We had almost completed our grid, with a fairly sound inkling that clues A, I and L were the ones with wordplay only. ‘Things Roman go wrong’ didn’t seem to have much to do with IIIIiVAP?LE that had appeared in our grid and ‘Queen accepted two bishops? No good — people of fashion’, with my rather careless solving, seemed to point at QUARRINGTON, a type of red apple (though there was an I missing and apparently an extra B or RR) At this stage, I couldn’t make much of ‘Edward Lear’s ultimate couple, the owl and cat getting hitched (11) – and even when I had realized that all three wordplays led me to apples, I thought this was CHARLOTTE (THE O[w]L CAT with an extra R for the W misprint) when, of course, all three apples had 11 letters: LEATHER-COAT ([Le]AR THE O[w]L CAT with an extra E for the W misprint).

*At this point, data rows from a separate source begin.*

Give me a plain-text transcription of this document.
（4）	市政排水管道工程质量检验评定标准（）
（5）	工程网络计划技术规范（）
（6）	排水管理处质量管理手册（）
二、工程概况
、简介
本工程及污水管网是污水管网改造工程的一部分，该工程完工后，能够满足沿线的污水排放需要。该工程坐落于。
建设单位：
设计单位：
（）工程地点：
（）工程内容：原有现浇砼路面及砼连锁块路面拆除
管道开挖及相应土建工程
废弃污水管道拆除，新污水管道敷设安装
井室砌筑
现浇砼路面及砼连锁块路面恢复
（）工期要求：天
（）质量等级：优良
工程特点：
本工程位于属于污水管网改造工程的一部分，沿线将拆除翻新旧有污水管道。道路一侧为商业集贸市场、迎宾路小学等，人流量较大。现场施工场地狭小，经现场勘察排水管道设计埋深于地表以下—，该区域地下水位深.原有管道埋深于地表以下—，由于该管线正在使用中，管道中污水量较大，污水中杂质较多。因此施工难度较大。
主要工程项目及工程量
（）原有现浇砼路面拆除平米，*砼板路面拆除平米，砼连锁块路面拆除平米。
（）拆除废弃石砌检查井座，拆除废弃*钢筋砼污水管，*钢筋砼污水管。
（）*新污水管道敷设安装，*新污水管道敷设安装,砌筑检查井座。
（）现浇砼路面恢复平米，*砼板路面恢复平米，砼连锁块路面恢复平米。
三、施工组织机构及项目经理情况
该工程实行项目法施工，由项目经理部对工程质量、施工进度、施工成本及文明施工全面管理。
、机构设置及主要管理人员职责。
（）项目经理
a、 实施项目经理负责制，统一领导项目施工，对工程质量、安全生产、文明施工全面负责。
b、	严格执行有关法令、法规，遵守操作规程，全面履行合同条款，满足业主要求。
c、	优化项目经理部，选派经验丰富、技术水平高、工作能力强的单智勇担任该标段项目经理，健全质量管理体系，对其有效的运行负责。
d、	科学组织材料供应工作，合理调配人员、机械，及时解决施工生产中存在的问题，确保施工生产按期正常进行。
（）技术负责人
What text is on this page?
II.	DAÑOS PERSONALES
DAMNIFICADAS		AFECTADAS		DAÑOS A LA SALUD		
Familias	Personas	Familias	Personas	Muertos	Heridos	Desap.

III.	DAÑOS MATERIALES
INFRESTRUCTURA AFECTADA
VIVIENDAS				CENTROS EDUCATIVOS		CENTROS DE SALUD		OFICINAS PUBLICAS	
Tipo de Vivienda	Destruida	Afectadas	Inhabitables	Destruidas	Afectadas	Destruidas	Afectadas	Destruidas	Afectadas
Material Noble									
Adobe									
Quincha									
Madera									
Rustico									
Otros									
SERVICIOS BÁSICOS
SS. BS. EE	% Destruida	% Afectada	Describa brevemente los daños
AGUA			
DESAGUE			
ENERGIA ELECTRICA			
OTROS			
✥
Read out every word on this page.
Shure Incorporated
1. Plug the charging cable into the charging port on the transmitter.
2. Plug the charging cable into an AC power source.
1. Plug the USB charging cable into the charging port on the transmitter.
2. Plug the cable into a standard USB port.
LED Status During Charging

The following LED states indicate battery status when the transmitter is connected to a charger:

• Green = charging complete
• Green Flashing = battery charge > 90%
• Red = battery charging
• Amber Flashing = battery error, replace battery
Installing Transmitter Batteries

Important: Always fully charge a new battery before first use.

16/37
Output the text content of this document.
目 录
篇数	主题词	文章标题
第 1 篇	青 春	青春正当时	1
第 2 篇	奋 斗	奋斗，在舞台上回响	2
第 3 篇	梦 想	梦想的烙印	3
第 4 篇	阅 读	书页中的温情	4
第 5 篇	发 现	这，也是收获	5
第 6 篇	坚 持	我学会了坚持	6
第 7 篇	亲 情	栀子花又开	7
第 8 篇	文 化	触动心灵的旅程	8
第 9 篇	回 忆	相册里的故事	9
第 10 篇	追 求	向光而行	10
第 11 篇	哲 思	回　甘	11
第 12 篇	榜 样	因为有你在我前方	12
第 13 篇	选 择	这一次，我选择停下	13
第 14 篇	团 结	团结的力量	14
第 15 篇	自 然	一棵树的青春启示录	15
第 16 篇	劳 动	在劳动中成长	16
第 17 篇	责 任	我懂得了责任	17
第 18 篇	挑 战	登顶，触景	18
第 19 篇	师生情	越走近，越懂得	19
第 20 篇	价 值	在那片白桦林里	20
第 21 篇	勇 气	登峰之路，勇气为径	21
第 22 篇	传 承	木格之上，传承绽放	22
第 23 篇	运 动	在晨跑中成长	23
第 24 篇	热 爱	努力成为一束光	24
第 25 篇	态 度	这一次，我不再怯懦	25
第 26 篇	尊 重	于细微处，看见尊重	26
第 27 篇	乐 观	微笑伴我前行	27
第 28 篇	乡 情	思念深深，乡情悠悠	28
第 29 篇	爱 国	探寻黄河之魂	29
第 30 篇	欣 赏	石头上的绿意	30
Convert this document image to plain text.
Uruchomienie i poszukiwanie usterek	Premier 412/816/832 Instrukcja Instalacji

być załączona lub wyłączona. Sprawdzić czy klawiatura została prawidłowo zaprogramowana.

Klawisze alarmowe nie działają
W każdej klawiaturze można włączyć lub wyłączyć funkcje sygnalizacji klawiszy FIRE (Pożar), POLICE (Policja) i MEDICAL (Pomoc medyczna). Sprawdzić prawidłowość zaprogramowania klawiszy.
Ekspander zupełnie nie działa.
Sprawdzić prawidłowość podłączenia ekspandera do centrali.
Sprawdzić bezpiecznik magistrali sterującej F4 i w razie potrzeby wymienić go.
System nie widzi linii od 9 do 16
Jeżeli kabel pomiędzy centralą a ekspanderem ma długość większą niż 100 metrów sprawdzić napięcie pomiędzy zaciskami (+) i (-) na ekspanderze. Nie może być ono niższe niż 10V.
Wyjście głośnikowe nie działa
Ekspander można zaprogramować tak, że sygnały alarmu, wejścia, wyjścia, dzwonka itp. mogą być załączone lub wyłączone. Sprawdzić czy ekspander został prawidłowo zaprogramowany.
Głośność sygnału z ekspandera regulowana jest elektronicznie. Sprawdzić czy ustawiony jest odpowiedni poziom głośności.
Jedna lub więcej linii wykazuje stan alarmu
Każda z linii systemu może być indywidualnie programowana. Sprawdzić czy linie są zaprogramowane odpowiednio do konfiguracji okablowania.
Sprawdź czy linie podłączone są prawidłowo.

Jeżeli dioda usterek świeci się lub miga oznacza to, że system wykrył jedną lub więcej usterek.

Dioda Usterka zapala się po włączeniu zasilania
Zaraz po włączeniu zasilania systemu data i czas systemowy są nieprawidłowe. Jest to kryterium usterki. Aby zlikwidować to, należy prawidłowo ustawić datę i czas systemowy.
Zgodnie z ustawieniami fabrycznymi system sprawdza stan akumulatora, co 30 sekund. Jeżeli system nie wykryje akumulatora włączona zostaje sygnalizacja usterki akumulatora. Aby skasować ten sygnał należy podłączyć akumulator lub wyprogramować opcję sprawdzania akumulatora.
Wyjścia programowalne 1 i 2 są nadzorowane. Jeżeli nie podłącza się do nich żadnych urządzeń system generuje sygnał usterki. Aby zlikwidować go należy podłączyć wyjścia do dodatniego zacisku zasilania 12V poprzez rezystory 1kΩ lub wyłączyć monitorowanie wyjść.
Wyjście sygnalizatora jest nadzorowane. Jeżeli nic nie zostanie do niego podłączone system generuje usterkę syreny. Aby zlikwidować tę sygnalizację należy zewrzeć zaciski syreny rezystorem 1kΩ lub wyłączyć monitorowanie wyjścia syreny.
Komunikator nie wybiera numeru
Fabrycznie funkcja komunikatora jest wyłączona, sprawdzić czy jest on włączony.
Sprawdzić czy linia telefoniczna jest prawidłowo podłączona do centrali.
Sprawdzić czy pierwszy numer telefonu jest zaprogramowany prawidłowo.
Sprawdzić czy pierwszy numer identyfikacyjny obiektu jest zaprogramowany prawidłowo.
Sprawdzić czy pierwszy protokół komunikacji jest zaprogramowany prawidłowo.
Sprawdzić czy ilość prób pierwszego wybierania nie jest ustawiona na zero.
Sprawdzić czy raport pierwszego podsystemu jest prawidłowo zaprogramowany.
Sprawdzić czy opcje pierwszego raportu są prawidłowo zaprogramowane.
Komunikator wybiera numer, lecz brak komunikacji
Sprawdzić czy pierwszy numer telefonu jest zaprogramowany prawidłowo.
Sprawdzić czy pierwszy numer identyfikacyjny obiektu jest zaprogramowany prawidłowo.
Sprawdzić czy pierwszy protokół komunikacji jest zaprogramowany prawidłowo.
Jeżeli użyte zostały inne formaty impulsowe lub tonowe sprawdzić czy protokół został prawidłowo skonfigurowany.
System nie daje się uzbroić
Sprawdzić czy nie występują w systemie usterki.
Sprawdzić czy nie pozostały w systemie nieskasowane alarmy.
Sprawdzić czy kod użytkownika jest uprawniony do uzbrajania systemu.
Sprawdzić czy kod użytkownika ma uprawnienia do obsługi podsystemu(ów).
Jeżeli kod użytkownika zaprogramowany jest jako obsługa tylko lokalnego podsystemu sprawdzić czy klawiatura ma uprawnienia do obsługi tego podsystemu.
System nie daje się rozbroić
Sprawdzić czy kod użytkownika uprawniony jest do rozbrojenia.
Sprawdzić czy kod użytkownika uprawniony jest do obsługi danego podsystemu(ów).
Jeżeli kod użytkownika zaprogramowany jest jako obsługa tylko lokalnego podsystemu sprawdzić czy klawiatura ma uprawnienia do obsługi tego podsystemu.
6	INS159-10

This one, in typical Numpty style, we worked backwards to, when we had spotted WALTER TELL, found his father and seen that the apple had to sit neatly on his head, with that arrow piercing it.

William Tell finalOf course, GRANNY SMITH produced the missing O when we knew that the device to propel the arrow was likely to be a BOW (THINGSR[o]MAN with Y for that O*)

With a full grid but not much idea what we were doing, I fed my top row of letters into TEA and was delighted to be given two choices: GRAVITATION and WILLIAM TELL. Light dawned (Well, I lie, it was almost midnight!) A TEA search produced ISAAC NEWTON at the other end of my grid, so clearly that apple I had falling at this mis-oriented stage (how clever that the core P was missing – clearly years of work have gone into this!) was landing on his head.

There was WALTER TELL, lying prostrate alongside the apple. Oh dear! The whole thing had to be swivelled and WILLIAM TELL placed on the left. So that was what that curious display of the unch letters was telling me. W[illia]M Left, N[ewton] Right? HELP! (an instruction to consult the help line; something was awry, as we were clearly told that we must use the ALTERNATIVE CHOICES (my caps) depicting the earlier event).

The earlier event was the legendary Swiss event (on home ground here, though last time we were in the Grutli meadow, I was aggressively pushed out by the resident cows – fierce brutes that think they own the place!)  On the right side of my grid I now had ? [SE] [AR] ? [CH] [NE] [ER] ? [TA] [ON} ? and had to use the letters MNR and H to find some way of identifying the other ‘passive participant’. It had to be GESSLER, that dastardly Bailiff and a visit to Wikipedia confirmed that he was HERR HERMANN GESSLER.

What an amazing feat! No, I don’t mean Tell splitting that apple. Nuts and Bolts was a remarkable construction with every stage of the solving producing more gasps of amazement. I now know that Newton lived part of his life not far from Quarrington – that apple might even have been a Quarrington – at least the one that fell in the more recent event. Many thanks, Mango.